Paris, the historic capital of fashion and luxury, finds itself embroiled in an unprecedented battle against ultra-fast fashion giant Shein. The opening of Shein's first permanent French retail space at the iconic BHV Marais department store on 5th November 2025 has sparked widespread protests and government action.
The Paris Protest That Shook Fashion
On the morning of Wednesday, 5th November 2025, police forcibly removed anti-Shein protesters from the historic BHV Marais department store, located directly opposite Paris's city hall. The demonstration marked the opening of Shein's first permanent bricks-and-mortar retail space in France, situated on the sixth floor of the prestigious shopping destination.
The Singapore-based company, originally launched as SheInside in 2011 in Nanjing, China, has become the controversial face of ultra-fast fashion. Shein's business model involves selling clothing and various other products at an astonishing scale and remarkably low prices. The company's current "new in" page alone features more than 1,300 items, ranging from gold shirts to plus-size swimwear under its "Slaysola" sub-brand.
Government Crackdown and Consumer Backlash
The French government has been pursuing Shein through multiple channels for years. In 2023, following pressure from two French MPs, the French branch of the Organisation for Economic Co-operation and Development (OECD) launched an investigation into Shein's practices. The 2025 findings concluded that Shein failed to uphold OECD standards in human rights, labour law, and environmental protection, though the company disputed these claims.

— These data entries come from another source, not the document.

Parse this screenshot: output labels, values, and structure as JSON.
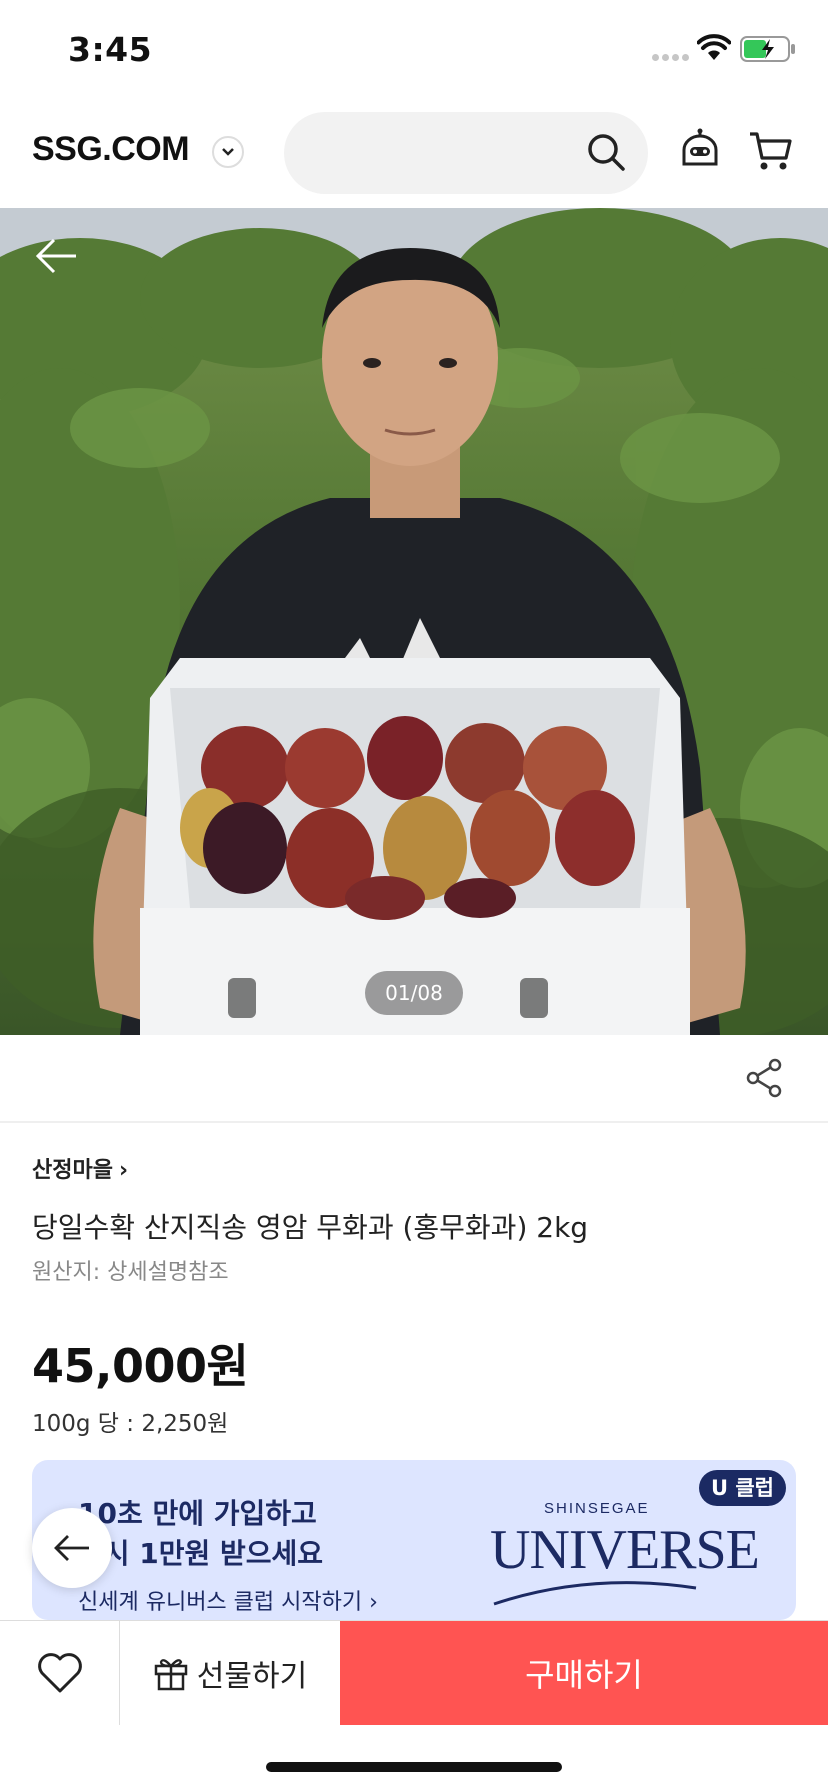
{
  "status_bar": {
    "time": "3:45"
  },
  "header": {
    "logo": "SSG.COM",
    "search_placeholder": ""
  },
  "gallery": {
    "counter": "01/08"
  },
  "product": {
    "seller": "산정마을",
    "title": "당일수확 산지직송 영암 무화과 (홍무화과) 2kg",
    "origin": "원산지: 상세설명참조",
    "price": "45,000원",
    "unit_price": "100g 당 : 2,250원"
  },
  "banner": {
    "line1": "10초 만에 가입하고",
    "line2": "즉시 1만원 받으세요",
    "link": "신세계 유니버스 클럽 시작하기",
    "badge": "U 클럽",
    "brand_small": "SHINSEGAE",
    "brand_big": "UNIVERSE"
  },
  "bottom_bar": {
    "gift_label": "선물하기",
    "buy_label": "구매하기"
  },
  "colors": {
    "buy_button": "#ff5452",
    "banner_bg": "#dde5ff",
    "banner_text": "#1c2a63"
  },
  "icons": [
    "search-icon",
    "chatbot-icon",
    "cart-icon",
    "back-arrow-icon",
    "share-icon",
    "heart-icon",
    "gift-icon",
    "chevron-down-icon",
    "chevron-right-icon",
    "wifi-icon",
    "battery-icon"
  ]
}
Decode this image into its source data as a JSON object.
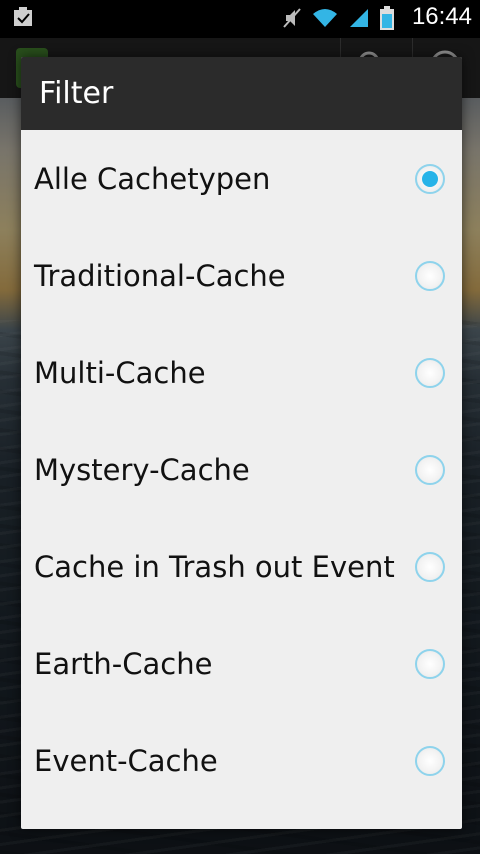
{
  "status_bar": {
    "time": "16:44",
    "icons": [
      "notification-icon",
      "mute-icon",
      "wifi-icon",
      "signal-icon",
      "battery-icon"
    ]
  },
  "dialog": {
    "title": "Filter",
    "options": [
      {
        "label": "Alle Cachetypen",
        "checked": true
      },
      {
        "label": "Traditional-Cache",
        "checked": false
      },
      {
        "label": "Multi-Cache",
        "checked": false
      },
      {
        "label": "Mystery-Cache",
        "checked": false
      },
      {
        "label": "Cache in Trash out Event",
        "checked": false
      },
      {
        "label": "Earth-Cache",
        "checked": false
      },
      {
        "label": "Event-Cache",
        "checked": false
      }
    ]
  },
  "colors": {
    "accent": "#27b3e8",
    "dialog_header": "#2b2b2b",
    "dialog_body": "#efefef"
  }
}
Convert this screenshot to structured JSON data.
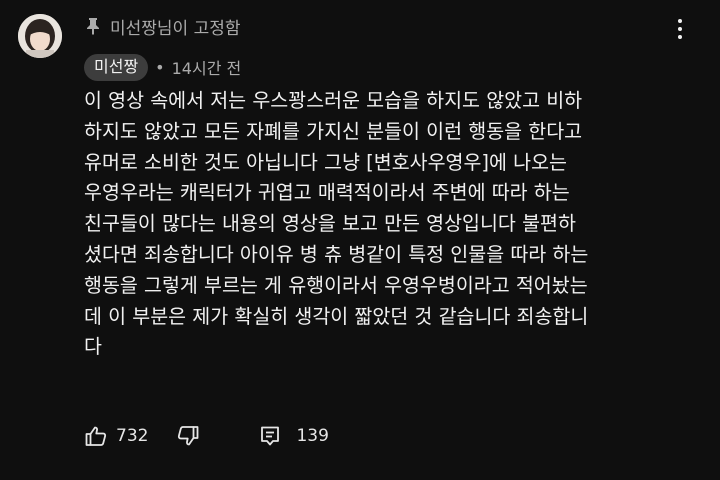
{
  "comment": {
    "pinned_label": "미선짱님이 고정함",
    "author": "미선짱",
    "time": "14시간 전",
    "separator": "•",
    "lines": [
      "이 영상 속에서 저는 우스꽝스러운 모습을 하지도 않았고 비하",
      "하지도 않았고 모든 자폐를 가지신 분들이 이런 행동을 한다고",
      "유머로 소비한 것도 아닙니다 그냥 [변호사우영우]에 나오는",
      "우영우라는 캐릭터가 귀엽고 매력적이라서 주변에 따라 하는",
      "친구들이 많다는 내용의 영상을 보고 만든 영상입니다 불편하",
      "셨다면 죄송합니다 아이유 병 츄 병같이 특정 인물을 따라 하는",
      "행동을 그렇게 부르는 게 유행이라서 우영우병이라고 적어놨는",
      "데 이 부분은 제가 확실히 생각이 짧았던 것 같습니다 죄송합니",
      "다"
    ],
    "likes": "732",
    "replies": "139"
  },
  "icons": {
    "pin": "pin-icon",
    "more": "more-vertical-icon",
    "like": "thumbs-up-icon",
    "dislike": "thumbs-down-icon",
    "reply": "reply-comment-icon"
  },
  "colors": {
    "background": "#0f0f0f",
    "text": "#f1f1f1",
    "secondary": "#aaaaaa",
    "badge": "#3d3d3d"
  }
}
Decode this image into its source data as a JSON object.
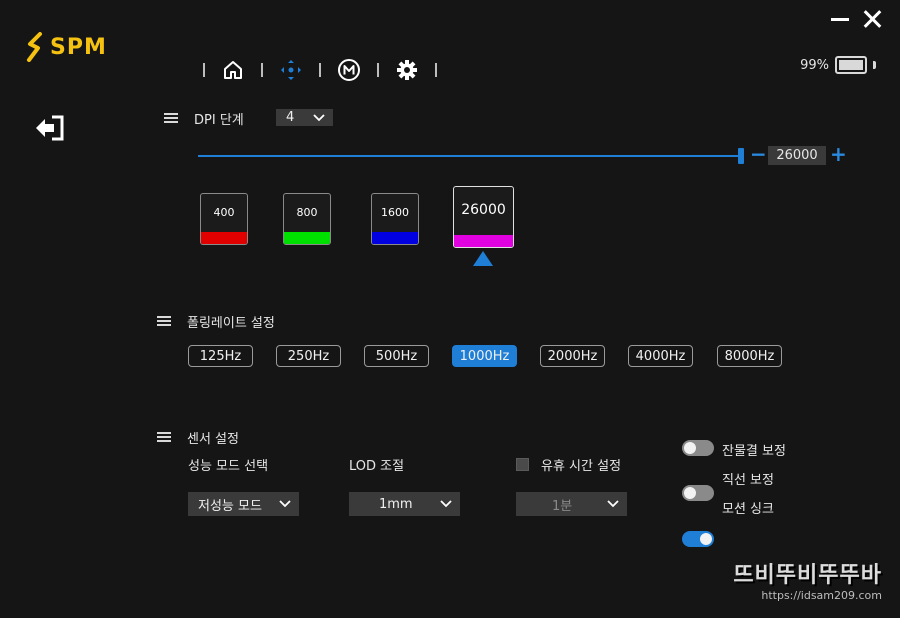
{
  "app": {
    "logo_text": "SPM",
    "accent": "#1f7ed6",
    "brand": "#f5c211"
  },
  "window": {
    "minimize": "minimize-icon",
    "close": "close-icon"
  },
  "nav": {
    "items": [
      "home-icon",
      "dpad-icon",
      "macro-icon",
      "gear-icon"
    ],
    "active": "dpad-icon"
  },
  "battery": {
    "percent_label": "99%",
    "level": 0.99
  },
  "dpi": {
    "title": "DPI 단계",
    "stage_count": "4",
    "value": "26000",
    "minus": "−",
    "plus": "+",
    "stages": [
      {
        "value": "400",
        "color": "#e00000"
      },
      {
        "value": "800",
        "color": "#00e000"
      },
      {
        "value": "1600",
        "color": "#0000e0"
      },
      {
        "value": "26000",
        "color": "#e000e0",
        "active": true
      }
    ]
  },
  "polling": {
    "title": "폴링레이트 설정",
    "options": [
      "125Hz",
      "250Hz",
      "500Hz",
      "1000Hz",
      "2000Hz",
      "4000Hz",
      "8000Hz"
    ],
    "selected": "1000Hz"
  },
  "sensor": {
    "title": "센서 설정",
    "performance_mode": {
      "label": "성능 모드 선택",
      "value": "저성능 모드"
    },
    "lod": {
      "label": "LOD 조절",
      "value": "1mm"
    },
    "idle_time": {
      "label": "유휴 시간 설정",
      "value": "1분",
      "checked": false
    },
    "toggles": [
      {
        "label": "잔물결 보정",
        "on": false
      },
      {
        "label": "직선 보정",
        "on": false
      },
      {
        "label": "모션 싱크",
        "on": true
      }
    ]
  },
  "watermark": {
    "title": "뜨비뚜비뚜뚜바",
    "url": "https://idsam209.com"
  }
}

More recently, France's legislative efforts have targeted fast fashion specifically. In 2024, the lower house of parliament approved a bill penalising fast fashion companies for environmental damage. By June 2025, the Senate passed a modified version that singled out Shein and similar companies as particularly egregious offenders. Over the past three months, France has fined Shein nearly €200 million for consumer protection violations and misleading discount practices.
The most significant government action came on the same day as the store opening, when Prime Minister Sébastien Lecornu moved to block Shein's e-commerce operations entirely. This followed the discovery of both "childlike" sex dolls and weapons available on Shein's website. The government immediately suspended all Shein deliveries and flagged more than 200,000 packages for customs investigation.
Cultural Conflict and Worker Resistance
The opposition to Shein extends beyond government chambers to the streets of Paris and the French workforce. BHV Marais staff, supported by major French trade unions, have staged numerous strikes and demonstrations in recent weeks. Several independent retailers have withdrawn their products from the department store in protest, while more than 100,000 French citizens have signed an online petition opposing Shein's presence in their city.
This resistance represents a cultural clash between Shein's disposable fashion model and traditional French values of artistry, durability, and sustainability. Despite the protests, the commercial reality remains clear: Shein has become the fifth-largest clothing retailer by volume in France, celebrated by many as an accessible source of trendy fashion.
The opening day scene perfectly captured this divide. While protesters carried signs reading "SHAME ON SHEIN," hundreds of Parisians waited patiently in line to enter the new store. They emerged carrying bulging shopping bags filled with polyester sweaters, shimmering tops, and plastic winter coats, likely feeling they had secured bargain purchases.
The True Cost of Cheap Fashion
Behind Shein's remarkably low prices lie significant hidden costs. Environmental damage from textile production represents just one concern. Garment workers in factories supplying Shein worldwide reportedly receive minimal wages while working in challenging conditions. Independent designers also suffer, with their creations frequently copied by the fast fashion giant.
Perhaps most concerning are the social and cultural costs – the normalisation of clothing as disposable items with little value, and the expectation that garments should be temporary rather than lasting possessions.
France's multi-pronged approach to regulating Shein, combined with strong worker and consumer opposition, provides a powerful model for combating ultra-fast fashion. By making Shein purchases more difficult through corporate regulation and social pressure, the movement aims to limit the company's market power and influence.
Ultimately, defeating fast fashion requires a fundamental shift in our relationship with clothing. This involves learning to appreciate and maintain existing garments, committing to secondhand purchases, and supporting better working conditions for garment workers worldwide. France's growing resistance to Shein demonstrates that collective action can challenge even the most dominant fast fashion corporations, offering hope for a more sustainable and ethical fashion future.